Now, the question is how.
Much of what is reported in the statistics on our health status as a population relates to our habits as individuals. In The Power of Habit, author Charles Duhigg quotes a Duke University study that found that “more than 40% of the actions people performed each day weren’t actual decisions, but habits.” My morning routine at home is the same every day including my six minute drive to work. This all gets disrupted when kids come home for the summer, get a job and need transportation. I decided that rather than grumbling this year, I would see this as my opportunity to walk or bike to work. To my delight, I received a “stylish” backpack for Mothers’ Day to make the trek more comfortable. I may not do it every day but I’ve come to enjoy it. It requires a bit more thought – make sure that my running shoes are by the door, check the weather the night before in case of rain and keep some deodorant at work.
The other interesting thing from Duhigg’s book is the concept of “keystone habits.” For some reason, consciously making certain changes in our lifestyle seems to trigger other new unrelated patterns. For example, when people start exercising (even once a week – yay!) they start eating better, smoke less, use credit cards less frequently and show more patience with colleagues and family. Eating dinner together as a family is linked with better homework skills and higher grades; and making your bed is correlated with better productivity, sense of well-being and sticking to a budget.

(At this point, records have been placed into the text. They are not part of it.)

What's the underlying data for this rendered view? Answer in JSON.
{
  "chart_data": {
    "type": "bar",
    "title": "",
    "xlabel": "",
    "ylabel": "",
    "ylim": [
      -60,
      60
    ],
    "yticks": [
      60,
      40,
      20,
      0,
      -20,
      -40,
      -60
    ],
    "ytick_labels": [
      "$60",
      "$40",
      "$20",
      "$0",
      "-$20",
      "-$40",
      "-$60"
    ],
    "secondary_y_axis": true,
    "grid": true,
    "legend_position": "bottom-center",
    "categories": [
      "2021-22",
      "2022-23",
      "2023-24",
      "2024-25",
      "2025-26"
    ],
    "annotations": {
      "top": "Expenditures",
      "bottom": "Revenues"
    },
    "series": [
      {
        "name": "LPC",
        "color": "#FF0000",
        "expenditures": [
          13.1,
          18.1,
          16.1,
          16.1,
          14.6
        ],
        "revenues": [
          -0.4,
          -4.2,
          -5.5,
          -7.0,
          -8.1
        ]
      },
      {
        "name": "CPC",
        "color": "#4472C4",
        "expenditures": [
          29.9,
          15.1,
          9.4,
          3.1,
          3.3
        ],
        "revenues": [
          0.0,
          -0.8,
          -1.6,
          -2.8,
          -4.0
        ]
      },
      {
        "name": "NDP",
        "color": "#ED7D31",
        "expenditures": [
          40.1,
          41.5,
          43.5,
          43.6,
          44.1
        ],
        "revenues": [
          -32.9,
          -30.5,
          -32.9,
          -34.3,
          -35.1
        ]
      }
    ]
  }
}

So, what are the added benefits I’ve seen of my backpack? When I walk or ride my bike I feel energized when I get to work. I often pass a neighbour or colleague along the way and it feels good just to start my day by saying “Hello!” Thanks to the YMCA’s Learn to Run a 5K, I’ve done two 5K run/walks and I kept up with my kids when hiking recently in Banff. Nothing beats two hours of uninterrupted time with teenagers! The summer also means more fresh food options available and cooking at our house is something that we enjoy doing together. I appreciate the healthy left-overs to put in the backpack for lunch or snacks at work. I’m finding with more exercise that I’m getting to bed at a more consistent time each night and so I am getting reacquainted with the stack of books that are on my bedside table. I’ve even been more attentive to the weeds in the garden. I’d say that this one action has had a positive spillover into other areas of my life for sure.
At CKHA, we’re introducing some opportunities to engage in healthy habits in the workplace. Whether it is our Mindfulness Mondays, Walking Wednesdays or Farmers Market Fridays, I encourage you to think about what habits appeal to you. Maybe you can’t walk to work but you can treat yourself to parking in the Pegley lot to enjoy a stroll on nice days; maybe you choose healthy options in the cafeteria and save “Ken’s Mac & Cheese” for the occasional treat; or maybe when you’ve had a particularly stressful situation to deal with you take some time to debrief with a colleague or reflect privately. Truly, let’s grow a healthier community together. One person and one habit at a time.
Oh, and in case you think that my walking habit will be short lived, please meet the newest member of our family. Oswald, our new puppy.